誰でも使えるGoogleのAI開発ツール「AutoML」...3つの利点と欠点とは何か

関連ワード:AutoML Google 画像認識

Posted date:2018.01.29

最初の利点は、「人工知能モデルの優れた精度」だ。クラウドAutoMLは、Googleが事前に学習させた人工知能モデルを活用して企業の人工知能を学習させるため、より正確な方向に人工知能を学習させることができる。企業にAIを学習させる専門家がいなくても、比較的容易にAIモデルを作ることができる。

ふたつめの利点は、「より高速な開発スピード」だ。クラウドAutoMLを活用すれば、オープンソースやAPIを活用するよりも早く人工知能モデルを開発することができる。サービスに使う単純なモデルは数分で作成することができ、完全な人工知能モデルは一日か二日であれば完成することができるとされている。これまで、数週間、長ければ数ヶ月かかるとされてきた開発期間を大幅に短縮することができる。

3つめの利点は、「インターフェースの使いやすさ」だ。クラウドAutoMLでは、難しいテキストベースのプログラミングインタフェースではなく、直感的に理解しやすいグラフィカルユーザーインターフェイス(GUI)を通じてAI開発を進めることができる。基本的なプログラミングの知識は必要であるが、Python、Rなど高度なプログラミング言語を完全に熟知していなくても、人工知能の開発を始めることができる。

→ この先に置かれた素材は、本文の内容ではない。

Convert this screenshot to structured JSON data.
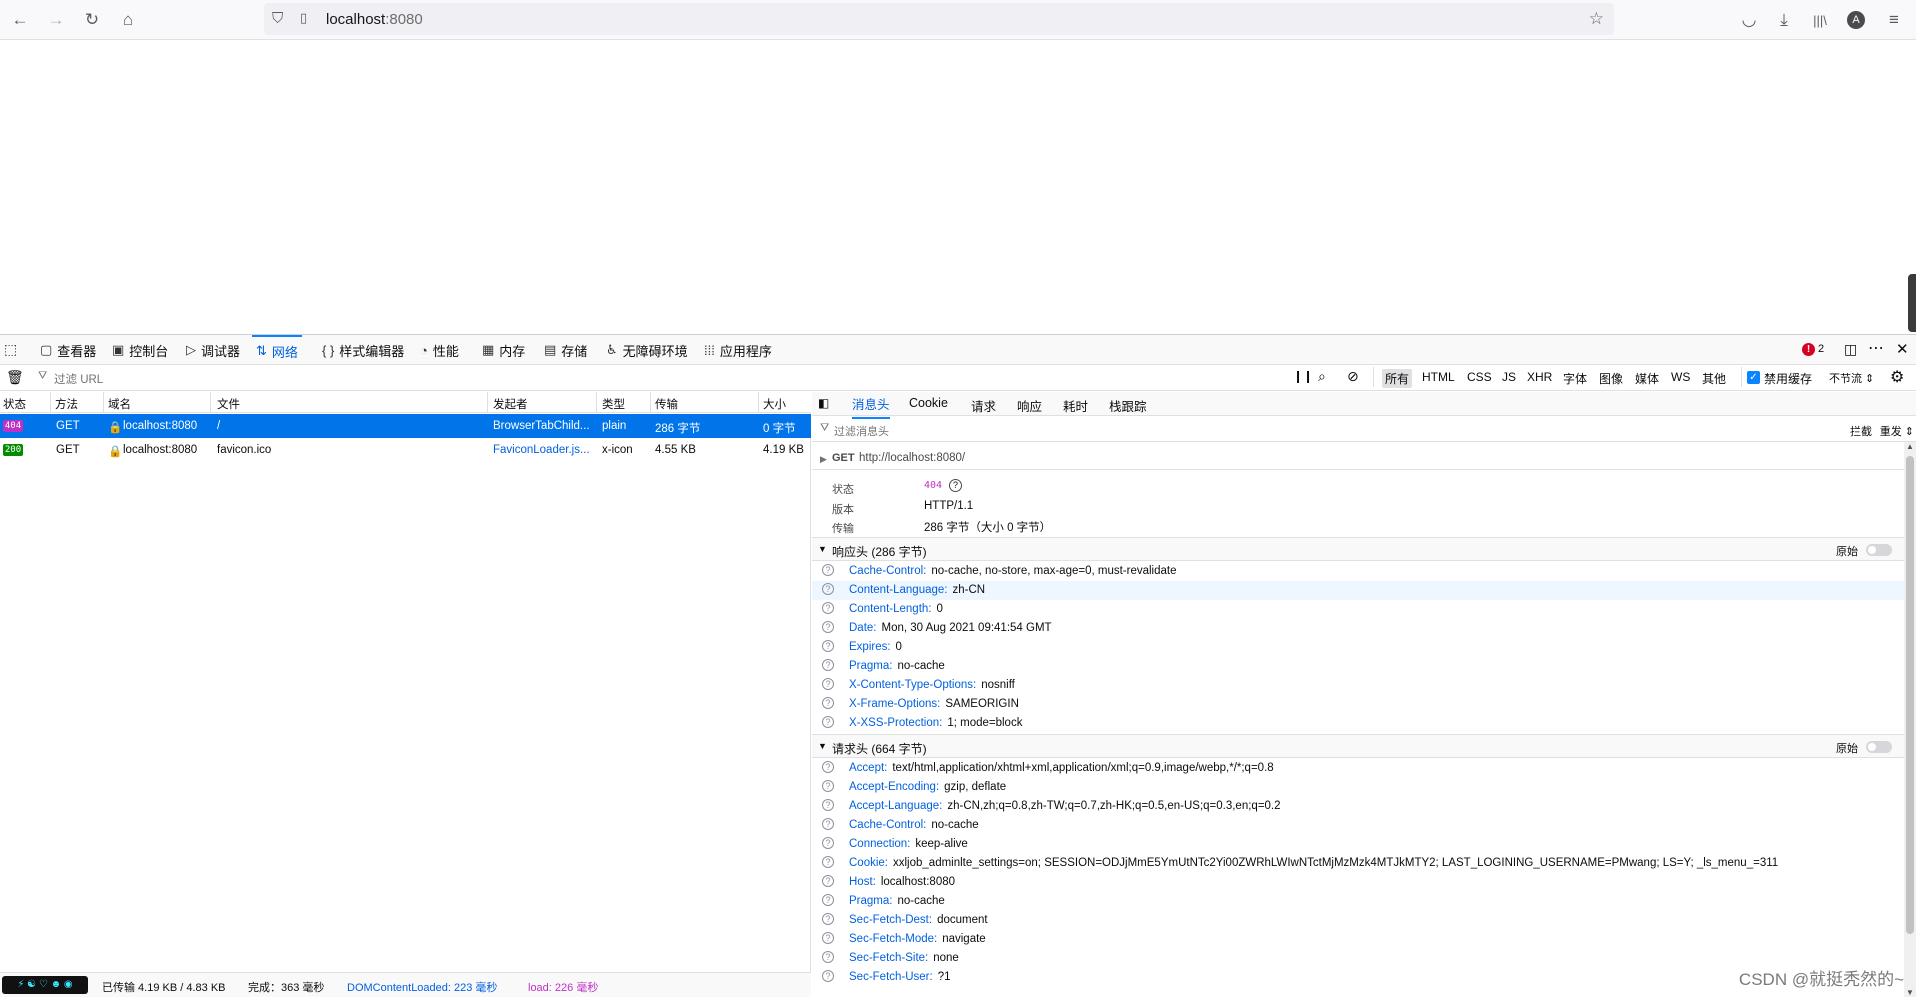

一方、欠点もある。ひとつは、コンピュータビジョン(見る能力)に関連する人工知能だけつくることができるという制限だ。クラウドAutoMLは、現在「クラウドAutoMLビジョン」という名称で公開されている。この技術を使えば、人や物を区別したりするAIを開発することはできるが、チャットボットや翻訳AIを開発することはできない。

GoogleのクラウドAIチーフサイエンティストであるFei-Fei Li氏は「クラウドAutoMLは今まさに始まったばかりの技術。現在は、コンピュータビジョン関連機能のみ公開されているが、今後、自然言語処理や音声認識など他の機能を備えたAIも開発できるように、クラウドAutoMLを発展させていく」と述べている。

もうひとつの欠点は、誰でも利用できるサービスではなく、Googleに申し込みをした後に利用することができる「アルファテストサービス」であるということ。なお申込みを済ませば、デフォルトのサービスは無料で利用できるが、Googleが提供するさまざまな機能を追加すると個別に料金がかかる。